The 1663 stone inscription is looking back on events twenty years ago.  If Chao Yingcheng helped with classifying and arranging water damaged books and scrolls, he did this before his chin-shih degree in 1646.  If he helped collate after his chin shih degree, the community would have gone four years without a scroll.  That is possible, but the stone implies the Scroll of Moses was compiled immediately after the flood.  He helped the two chief synagogue officials collate books at the tender age of 23.  All this activity did not imped Chao Yingcheng's education, for... 

1645: he passed the chu-jen (or juren) degree, which was "...awarded to those who passed the provincial-level exams, placing them among an elite group eligible for government office and higher, national-level exams..."

1646: he passed the coveted chin-shih degree, and received a post of Department Director in the Ministry of Justice.

1650: he was sent to Fukien, a province in southeast China, to the "salt circuit" and four months later he became general or military Intendant, with the rank of Assistant Surveillance Commissioner, or possibly Surveillance Vice Commissioner the Shang-hang district, in T'ing-chou fu, which is in southeastern China.  He suppressed bandits, and built a lecture hall.

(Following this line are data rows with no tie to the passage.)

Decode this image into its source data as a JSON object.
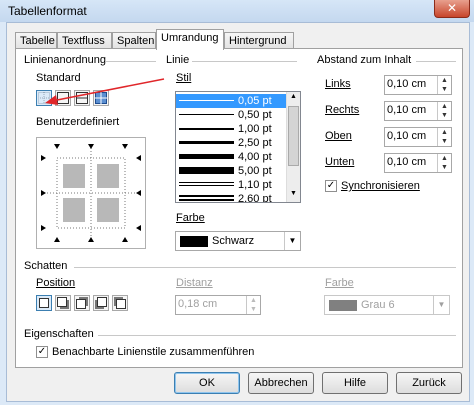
{
  "window": {
    "title": "Tabellenformat",
    "close_glyph": "✕"
  },
  "tabs": [
    {
      "label": "Tabelle",
      "active": false
    },
    {
      "label": "Textfluss",
      "active": false
    },
    {
      "label": "Spalten",
      "active": false
    },
    {
      "label": "Umrandung",
      "active": true
    },
    {
      "label": "Hintergrund",
      "active": false
    }
  ],
  "linienanordnung": {
    "heading": "Linienanordnung",
    "standard_label": "Standard",
    "benutzerdefiniert_label": "Benutzerdefiniert",
    "presets": [
      "border-none-icon",
      "border-outer-icon",
      "border-outer-horizontal-icon",
      "border-all-icon"
    ]
  },
  "linie": {
    "heading": "Linie",
    "stil_label": "Stil",
    "styles": [
      "0,05 pt",
      "0,50 pt",
      "1,00 pt",
      "2,50 pt",
      "4,00 pt",
      "5,00 pt",
      "1,10 pt",
      "2,60 pt"
    ],
    "selected": "0,05 pt",
    "farbe_label": "Farbe",
    "farbe_value": "Schwarz",
    "farbe_color": "#000000"
  },
  "abstand": {
    "heading": "Abstand zum Inhalt",
    "links_label": "Links",
    "links_value": "0,10 cm",
    "rechts_label": "Rechts",
    "rechts_value": "0,10 cm",
    "oben_label": "Oben",
    "oben_value": "0,10 cm",
    "unten_label": "Unten",
    "unten_value": "0,10 cm",
    "sync_label": "Synchronisieren",
    "sync_checked": true
  },
  "schatten": {
    "heading": "Schatten",
    "position_label": "Position",
    "distanz_label": "Distanz",
    "distanz_value": "0,18 cm",
    "farbe_label": "Farbe",
    "farbe_value": "Grau 6",
    "farbe_color": "#808080"
  },
  "eigenschaften": {
    "heading": "Eigenschaften",
    "merge_label": "Benachbarte Linienstile zusammenführen",
    "merge_checked": true
  },
  "buttons": {
    "ok": "OK",
    "abbrechen": "Abbrechen",
    "hilfe": "Hilfe",
    "zurueck": "Zurück"
  },
  "colors": {
    "selection": "#3399ff",
    "annotation_arrow": "#e0262a"
  }
}
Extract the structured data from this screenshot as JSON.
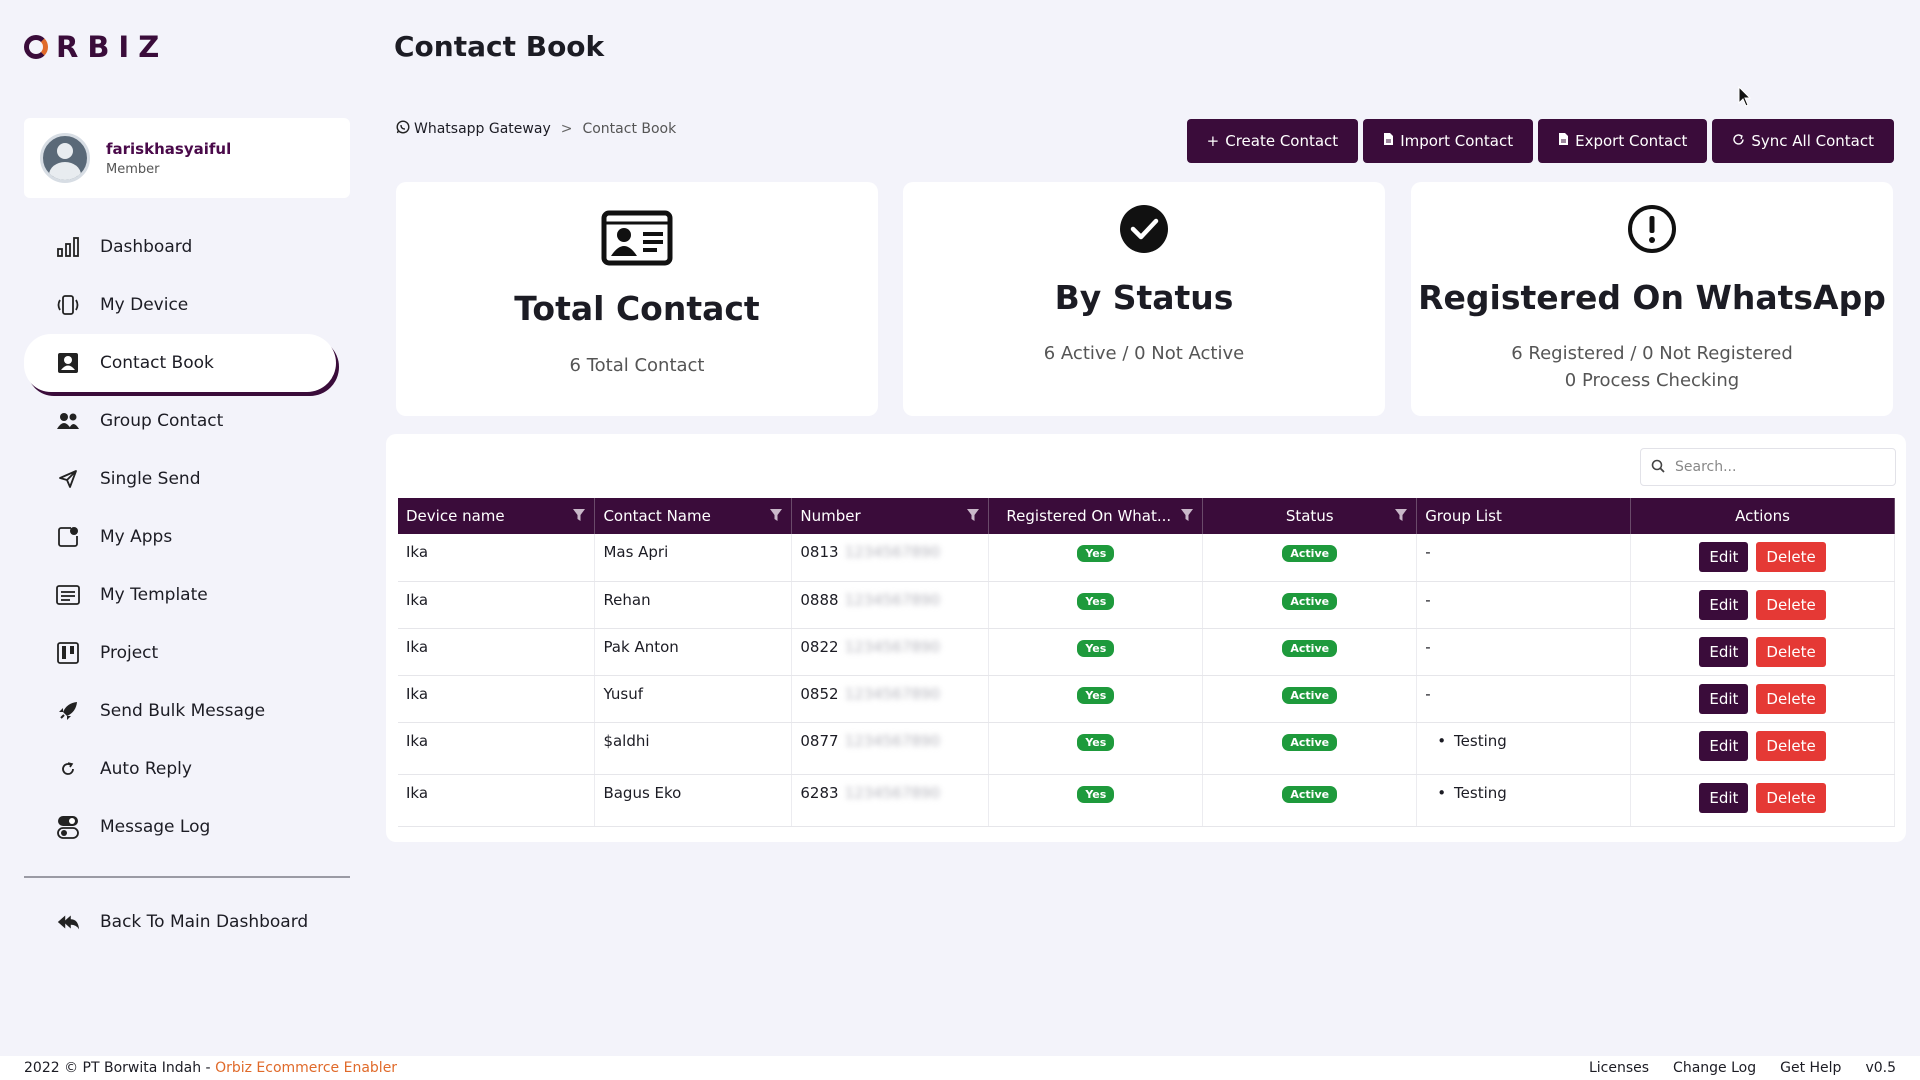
{
  "app": {
    "logo": "RBIZ"
  },
  "user": {
    "name": "fariskhasyaiful",
    "role": "Member"
  },
  "sidebar": {
    "items": [
      {
        "label": "Dashboard",
        "icon": "bar-chart-icon"
      },
      {
        "label": "My Device",
        "icon": "device-icon"
      },
      {
        "label": "Contact Book",
        "icon": "contact-book-icon",
        "active": true
      },
      {
        "label": "Group Contact",
        "icon": "group-icon"
      },
      {
        "label": "Single Send",
        "icon": "send-icon"
      },
      {
        "label": "My Apps",
        "icon": "apps-icon"
      },
      {
        "label": "My Template",
        "icon": "template-icon"
      },
      {
        "label": "Project",
        "icon": "project-icon"
      },
      {
        "label": "Send Bulk Message",
        "icon": "rocket-icon"
      },
      {
        "label": "Auto Reply",
        "icon": "refresh-icon"
      },
      {
        "label": "Message Log",
        "icon": "toggle-icon"
      }
    ],
    "back_label": "Back To Main Dashboard"
  },
  "header": {
    "title": "Contact Book",
    "breadcrumb": {
      "parent": "Whatsapp Gateway",
      "separator": ">",
      "current": "Contact Book"
    }
  },
  "toolbar": {
    "create": "Create Contact",
    "import": "Import Contact",
    "export": "Export Contact",
    "sync": "Sync All Contact"
  },
  "stats": {
    "total": {
      "title": "Total Contact",
      "line1": "6 Total Contact"
    },
    "status": {
      "title": "By Status",
      "line1": "6 Active / 0 Not Active"
    },
    "registered": {
      "title": "Registered On WhatsApp",
      "line1": "6 Registered / 0 Not Registered",
      "line2": "0 Process Checking"
    }
  },
  "search": {
    "placeholder": "Search..."
  },
  "table": {
    "columns": [
      "Device name",
      "Contact Name",
      "Number",
      "Registered On What...",
      "Status",
      "Group List",
      "Actions"
    ],
    "rows": [
      {
        "device": "Ika",
        "name": "Mas Apri",
        "number": "0813",
        "registered": "Yes",
        "status": "Active",
        "group": "-"
      },
      {
        "device": "Ika",
        "name": "Rehan",
        "number": "0888",
        "registered": "Yes",
        "status": "Active",
        "group": "-"
      },
      {
        "device": "Ika",
        "name": "Pak Anton",
        "number": "0822",
        "registered": "Yes",
        "status": "Active",
        "group": "-"
      },
      {
        "device": "Ika",
        "name": "Yusuf",
        "number": "0852",
        "registered": "Yes",
        "status": "Active",
        "group": "-"
      },
      {
        "device": "Ika",
        "name": "$aldhi",
        "number": "0877",
        "registered": "Yes",
        "status": "Active",
        "group": "Testing"
      },
      {
        "device": "Ika",
        "name": "Bagus Eko",
        "number": "6283",
        "registered": "Yes",
        "status": "Active",
        "group": "Testing"
      }
    ],
    "edit_label": "Edit",
    "delete_label": "Delete"
  },
  "footer": {
    "copyright": "2022 © PT Borwita Indah - ",
    "brand": "Orbiz Ecommerce Enabler",
    "links": [
      "Licenses",
      "Change Log",
      "Get Help",
      "v0.5"
    ]
  },
  "colors": {
    "primary": "#3a0c3a",
    "accent": "#e06a2a",
    "success": "#1e9a3c",
    "danger": "#e53935"
  }
}
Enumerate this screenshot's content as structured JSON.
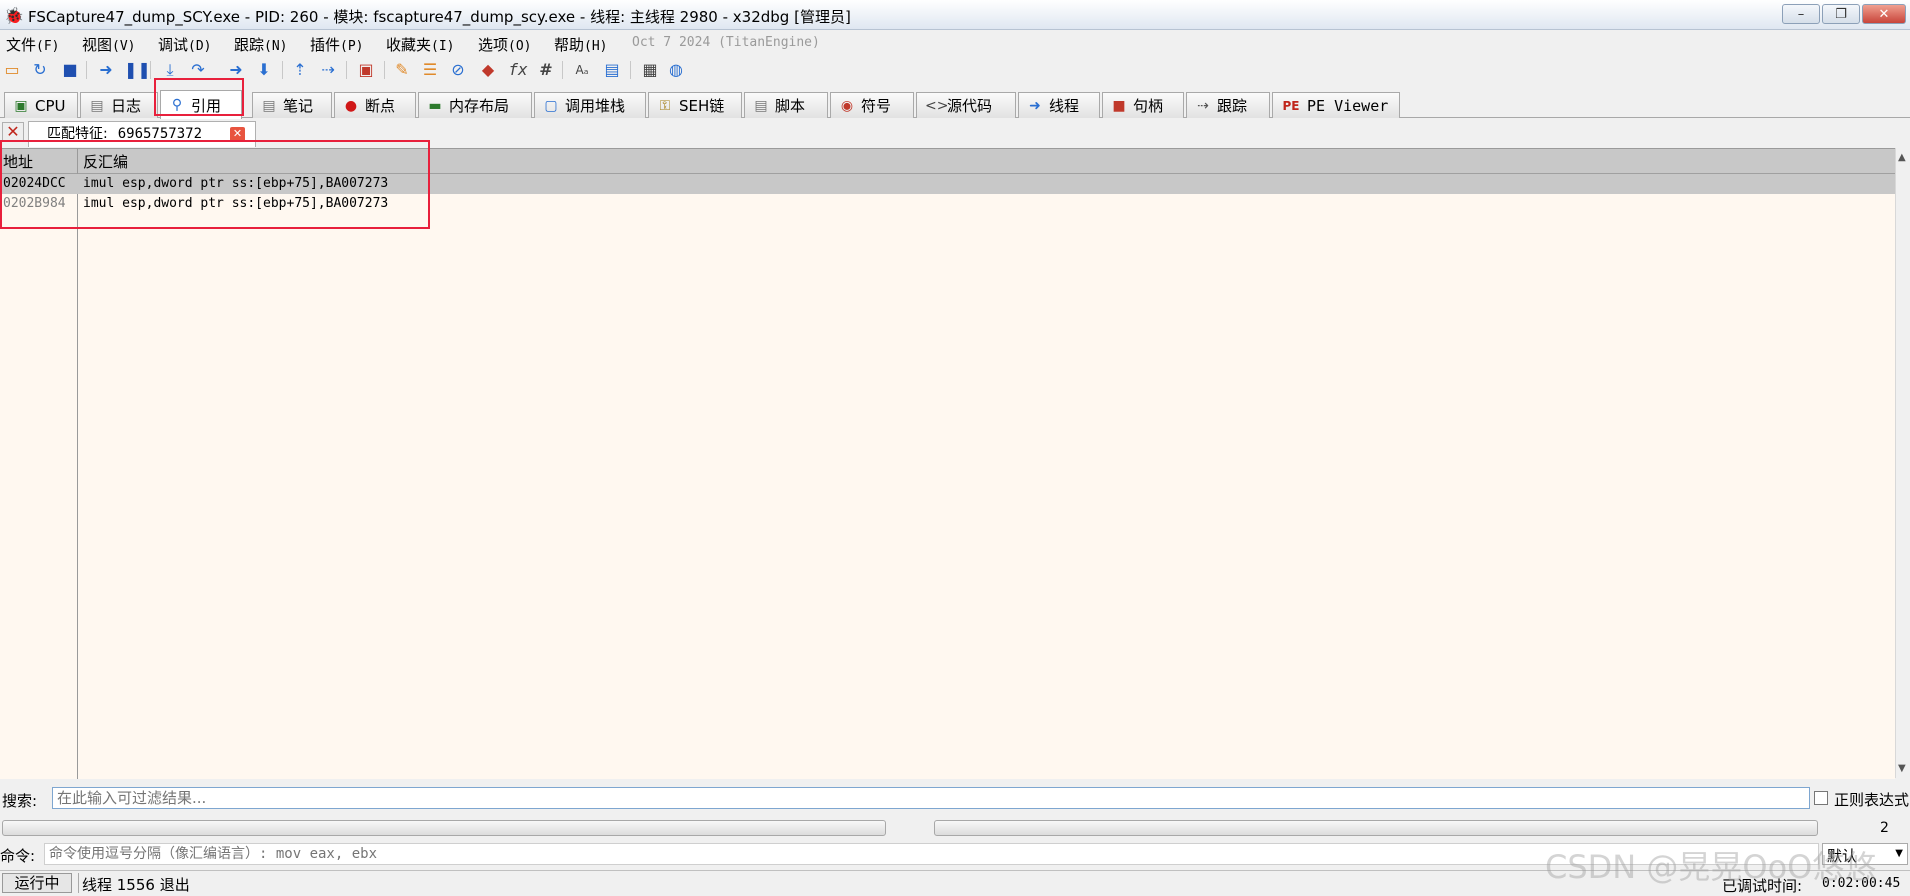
{
  "window": {
    "title": "FSCapture47_dump_SCY.exe - PID: 260 - 模块: fscapture47_dump_scy.exe - 线程: 主线程 2980 - x32dbg [管理员]",
    "app_icon": "bug-icon",
    "controls": {
      "minimize": "–",
      "restore": "❐",
      "close": "✕"
    }
  },
  "menu": {
    "items": [
      {
        "label": "文件",
        "key": "(F)"
      },
      {
        "label": "视图",
        "key": "(V)"
      },
      {
        "label": "调试",
        "key": "(D)"
      },
      {
        "label": "跟踪",
        "key": "(N)"
      },
      {
        "label": "插件",
        "key": "(P)"
      },
      {
        "label": "收藏夹",
        "key": "(I)"
      },
      {
        "label": "选项",
        "key": "(O)"
      },
      {
        "label": "帮助",
        "key": "(H)"
      }
    ],
    "version": "Oct 7 2024 (TitanEngine)"
  },
  "toolbar": {
    "buttons": [
      "open-icon",
      "restart-icon",
      "stop-icon",
      "run-icon",
      "pause-icon",
      "step-into-icon",
      "step-over-icon",
      "trace-into-icon",
      "trace-over-icon",
      "execute-till-return-icon",
      "run-to-user-code-icon",
      "scylla-icon",
      "patch-icon",
      "comments-icon",
      "labels-icon",
      "bookmarks-icon",
      "functions-icon",
      "hash-icon",
      "strings-icon",
      "calculator-icon",
      "settings-icon",
      "globe-icon"
    ],
    "fx_label": "fx",
    "hash_label": "#"
  },
  "tabs": [
    {
      "label": "CPU",
      "icon": "cpu-icon",
      "active": false
    },
    {
      "label": "日志",
      "icon": "log-icon",
      "active": false
    },
    {
      "label": "引用",
      "icon": "search-icon",
      "active": true
    },
    {
      "label": "笔记",
      "icon": "notes-icon",
      "active": false
    },
    {
      "label": "断点",
      "icon": "breakpoint-icon",
      "active": false
    },
    {
      "label": "内存布局",
      "icon": "memory-icon",
      "active": false
    },
    {
      "label": "调用堆栈",
      "icon": "call-stack-icon",
      "active": false
    },
    {
      "label": "SEH链",
      "icon": "seh-icon",
      "active": false
    },
    {
      "label": "脚本",
      "icon": "script-icon",
      "active": false
    },
    {
      "label": "符号",
      "icon": "symbols-icon",
      "active": false
    },
    {
      "label": "源代码",
      "icon": "source-icon",
      "active": false
    },
    {
      "label": "线程",
      "icon": "threads-icon",
      "active": false
    },
    {
      "label": "句柄",
      "icon": "handles-icon",
      "active": false
    },
    {
      "label": "跟踪",
      "icon": "trace-icon",
      "active": false
    },
    {
      "label": "PE Viewer",
      "icon": "pe-icon",
      "active": false
    }
  ],
  "subtab": {
    "label": "匹配特征:",
    "value": "6965757372"
  },
  "table": {
    "columns": [
      "地址",
      "反汇编"
    ],
    "rows": [
      {
        "address": "02024DCC",
        "disasm": "imul esp,dword ptr ss:[ebp+75],BA007273",
        "selected": true
      },
      {
        "address": "0202B984",
        "disasm": "imul esp,dword ptr ss:[ebp+75],BA007273",
        "selected": false
      }
    ]
  },
  "search": {
    "label": "搜索:",
    "placeholder": "在此输入可过滤结果...",
    "regex_label": "正则表达式",
    "result_count": "2"
  },
  "command": {
    "label": "命令:",
    "placeholder": "命令使用逗号分隔（像汇编语言）: mov eax, ebx",
    "mode": "默认"
  },
  "status": {
    "state": "运行中",
    "message": "线程 1556 退出",
    "elapsed_label": "已调试时间:",
    "elapsed": "0:02:00:45"
  },
  "watermark": "CSDN @晃晃OoO悠悠",
  "colors": {
    "highlight_box": "#e8203c",
    "table_bg": "#fff8f0",
    "selected_row": "#c8c8c8"
  }
}
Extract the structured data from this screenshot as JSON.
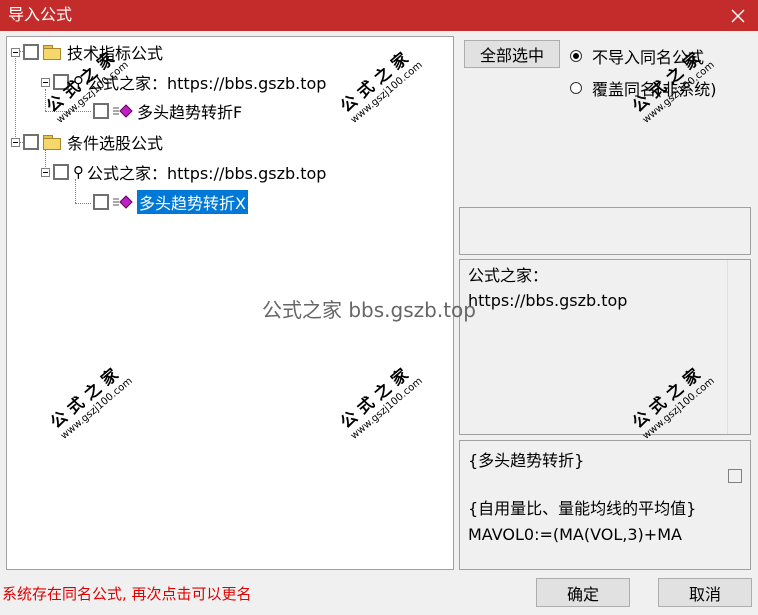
{
  "window": {
    "title": "导入公式",
    "close_glyph": "✕"
  },
  "tree": {
    "nodes": [
      {
        "id": "n1",
        "label": "技术指标公式",
        "icon": "folder-icon",
        "checked": false
      },
      {
        "id": "n2",
        "label": "公式之家：https://bbs.gszb.top",
        "icon": "key-icon",
        "checked": false
      },
      {
        "id": "n3",
        "label": "多头趋势转折F",
        "icon": "formula-icon",
        "checked": false
      },
      {
        "id": "n4",
        "label": "条件选股公式",
        "icon": "folder-icon",
        "checked": false
      },
      {
        "id": "n5",
        "label": "公式之家：https://bbs.gszb.top",
        "icon": "key-icon",
        "checked": false
      },
      {
        "id": "n6",
        "label": "多头趋势转折X",
        "icon": "formula-icon",
        "checked": false,
        "selected": true
      }
    ]
  },
  "buttons": {
    "select_all": "全部选中",
    "ok": "确定",
    "cancel": "取消"
  },
  "options": [
    {
      "label": "不导入同名公式",
      "selected": true
    },
    {
      "label": "覆盖同名(非系统)",
      "selected": false
    }
  ],
  "info_panel": {
    "line1": "公式之家：",
    "line2": "https://bbs.gszb.top"
  },
  "code_panel": {
    "line1": "{多头趋势转折}",
    "line2": "{自用量比、量能均线的平均值}",
    "line3": "MAVOL0:=(MA(VOL,3)+MA"
  },
  "status_text": "系统存在同名公式, 再次点击可以更名",
  "watermark": {
    "center": "公式之家 bbs.gszb.top",
    "stamp_title": "公式之家",
    "stamp_url": "www.gszj100.com"
  },
  "colors": {
    "titlebar": "#c42b2b",
    "selection": "#0078d7",
    "status": "#e00000"
  }
}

1653: he returned to Kaifeng for the mandatory three years of mourning for a parent and became involved in reestablishing Judaism in Kaifeng on a firmer, post-flood footing. 

1653 - 1656:  Chao Yingcheng was part of the communal discussion to rebuild the synagogue.  In 1653 discussions began in the community to rebuilt the synagogue.  Chao Yingcheng contributed funds to rebuild the synagogue and its compound and "built at this soul expense the three sections of the Rear Hall."  He also restored, or copied, a complete Torah scroll.  Finally he wrote a book, "A Record of the Vicissitudes of the Holy Scriptures" which may have recorded the efforts of the community to copy their books.

1656: he completed the three years of mourning, and took up a post as General or Military Intendant with the rank of Assistant Surveillance Commissioner in the lower Chiang-fang circuit in Hupei in central China.  

1656-57: he died in office a the age of 38 or 39.